In the end, the true value of technology is not that it can replace human experience, but mitigate its deficiencies.
– Greg
This is from a post I did on the topic of SM apps and technology for the chronically ill.
“So top line, people with chronic illness even one will seek information online, participate in peer to peer social media to understand reviews on drugs/treatments and learn from other patients. BUT wait for it. Chronically ill patients are less likely to have internet access because they are older and less educated. They are not on par knowledge wise with other US adults regarding information and tech adoption. That’s a problem. ”
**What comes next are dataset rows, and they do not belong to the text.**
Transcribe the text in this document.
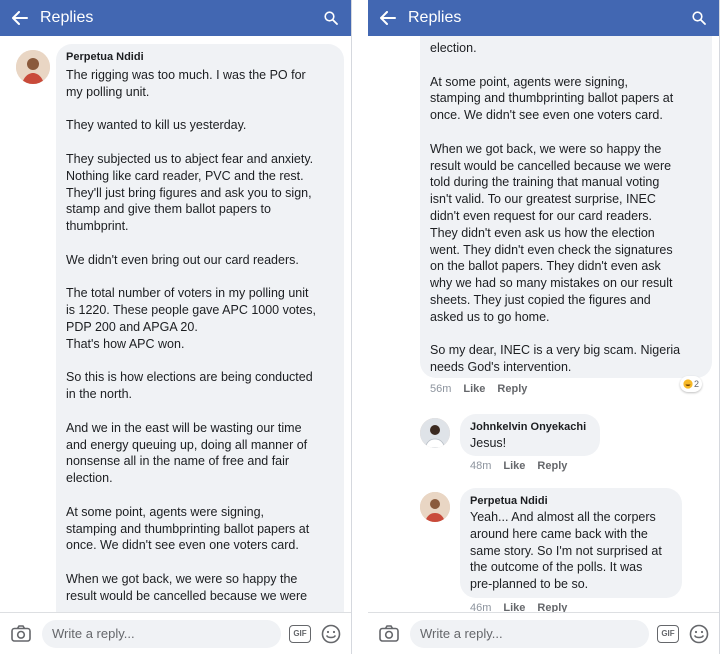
Replies
Perpetua Ndidi
The rigging was too much. I was the PO for
my polling unit.

They wanted to kill us yesterday.

They subjected us to abject fear and anxiety.
Nothing like card reader, PVC and the rest.
They'll just bring figures and ask you to sign,
stamp and give them ballot papers to
thumbprint.

We didn't even bring out our card readers.

The total number of voters in my polling unit
is 1220. These people gave APC 1000 votes,
PDP 200 and APGA 20.
That's how APC won.

So this is how elections are being conducted
in the north.

And we in the east will be wasting our time
and energy queuing up, doing all manner of
nonsense all in the name of free and fair
election.

At some point, agents were signing,
stamping and thumbprinting ballot papers at
once. We didn't see even one voters card.

When we got back, we were so happy the
result would be cancelled because we were
Write a reply...
GIF
Replies
election.

At some point, agents were signing,
stamping and thumbprinting ballot papers at
once. We didn't see even one voters card.

When we got back, we were so happy the
result would be cancelled because we were
told during the training that manual voting
isn't valid. To our greatest surprise, INEC
didn't even request for our card readers.
They didn't even ask us how the election
went. They didn't even check the signatures
on the ballot papers. They didn't even ask
why we had so many mistakes on our result
sheets. They just copied the figures and
asked us to go home.

So my dear, INEC is a very big scam. Nigeria
needs God's intervention.
56m Like Reply	2
Johnkelvin Onyekachi
Jesus!
48m Like Reply
Perpetua Ndidi
Yeah... And almost all the corpers
around here came back with the
same story. So I'm not surprised at
the outcome of the polls. It was
pre-planned to be so.
46m Like Reply
Write a reply...
GIF
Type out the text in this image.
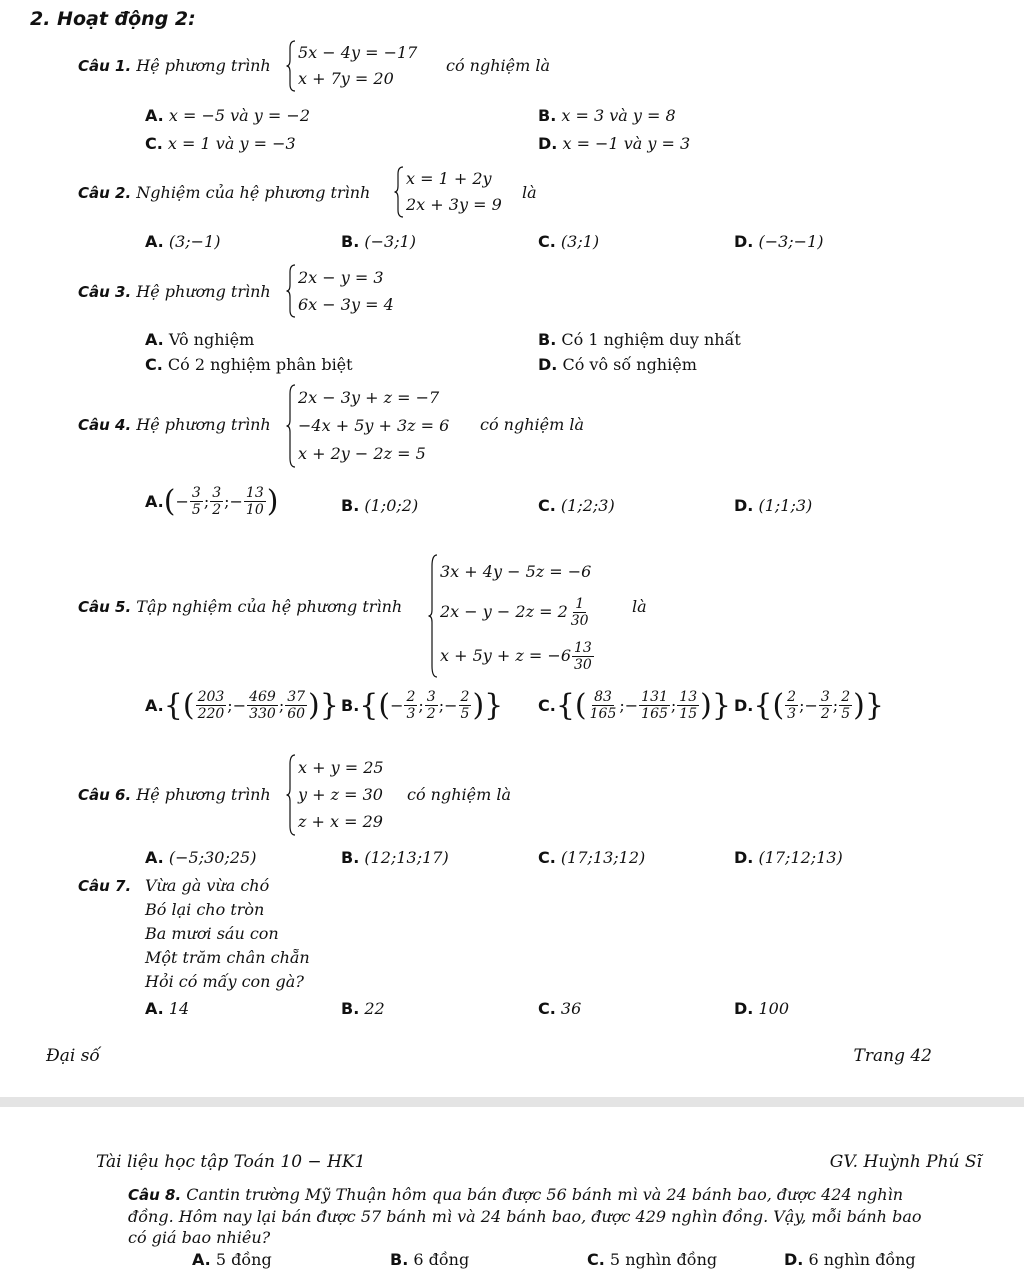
2. Hoạt động 2:
Câu 1. Hệ phương trình
5x − 4y = −17
x + 7y = 20
có nghiệm là
A. x = −5 và y = −2	B. x = 3 và y = 8
C. x = 1 và y = −3	D. x = −1 và y = 3
Câu 2. Nghiệm của hệ phương trình
x = 1 + 2y
2x + 3y = 9
là
A. (3;−1)	B. (−3;1)	C. (3;1)	D. (−3;−1)
Câu 3. Hệ phương trình
2x − y = 3
6x − 3y = 4
A. Vô nghiệm	B. Có 1 nghiệm duy nhất
C. Có 2 nghiệm phân biệt	D. Có vô số nghiệm
Câu 4. Hệ phương trình
2x − 3y + z = −7
−4x + 5y + 3z = 6
x + 2y − 2z = 5
có nghiệm là
A. ( − $\frac{3}{5}$ ; $\frac{3}{2}$ ; − $\frac{13}{10}$ )	B. (1;0;2)	C. (1;2;3)	D. (1;1;3)
Câu 5. Tập nghiệm của hệ phương trình
3x + 4y − 5z = −6
$2x - y - 2z = 2 \frac{1}{30}$
$x + 5y + z = -6 \frac{13}{30}$
là
A. {( $\frac{203}{220}$ ; − $\frac{469}{330}$ ; $\frac{37}{60}$ )} B. {( − $\frac{2}{3}$ ; $\frac{3}{2}$ ; − $\frac{2}{5}$ )} C. {( $\frac{83}{165}$ ; − $\frac{131}{165}$ ; $\frac{13}{15}$ )} D. {( $\frac{2}{3}$ ; − $\frac{3}{2}$ ; $\frac{2}{5}$ )}
Câu 6. Hệ phương trình
x + y = 25
y + z = 30
z + x = 29
có nghiệm là
A. (−5;30;25)	B. (12;13;17)	C. (17;13;12)	D. (17;12;13)
Câu 7. Vừa gà vừa chó
Bó lại cho tròn
Ba mươi sáu con
Một trăm chân chẵn
Hỏi có mấy con gà?
A. 14	B. 22	C. 36	D. 100
Đại số	Trang 42
Tài liệu học tập Toán 10 − HK1	GV. Huỳnh Phú Sĩ
Câu 8. Cantin trường Mỹ Thuận hôm qua bán được 56 bánh mì và 24 bánh bao, được 424 nghìn
đồng. Hôm nay lại bán được 57 bánh mì và 24 bánh bao, được 429 nghìn đồng. Vậy, mỗi bánh bao
có giá bao nhiêu?
A. 5 đồng	B. 6 đồng	C. 5 nghìn đồng	D. 6 nghìn đồng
http://bioc.net/blog/2013/11/26/you-are-wasting-your-time-making-social-media-apps-and-platf.html
This was based on an article in HealthPopuli http://healthpopuli.com/2013/11/26/more-chronically-ill-people-use-online-health-resources-but-theyre-not-so-social-pew-finds/
It seems in some cases technology is not a choice that those who would benefit it most from have access to.
Definitely think that technology needs to be approached within and through the context of its cultures (of uses). And for that reason, personally, I think tech/human is a false opposition. Both are always constructed; both always contextualized in place and time — meaning culture, society, economy, systems.
The transposition of quantity into quality is an unfortunate effect of an instrumental culture. But correcting for that will be a matter of social and cultural organization as much as of technology’s design. It would be great to see more anthro and sociology mixed into the compsci and engineering curriculum so that designers develop a greater appreciation for the social and cultural ends of technology.
Good point Mark. Although, I would point out that this seems to be less of a problem as time goes on and the technology gets cheaper. Mobile technology is already starting to make a difference in Sub-Saharan Africa, the pooorest region on earth.
– Greg
Adrian,
That’s an excellent point. Increasingly, technology companies are putting anthropologists, sociologists and psychologists on staff for exactly that reason.
– Greg
You’ve written great article and many good points. I was diagnosed with a rare neuromuscular disease a couple of years ago. Google and the Internet allowed me to learn much about my condition. I spend my days reclining in a power chair with my iPad. My iPad offers me the ability to read news and books, let’s me go shopping, allows me to listen to the music of my choice. And of course stay in touch with friends who I can no longer visit. With out technology I would sit unoccupied most of the day. But with technology I’ve been able to write two short books. I’ve been able to be part of the life experience of distant nieces and nephews who I otherwise would not know. I can also text and stay in touch with my immediate family while they are out and I’m in. So thanks for a great article.
Thank you James. Wow! What a great story!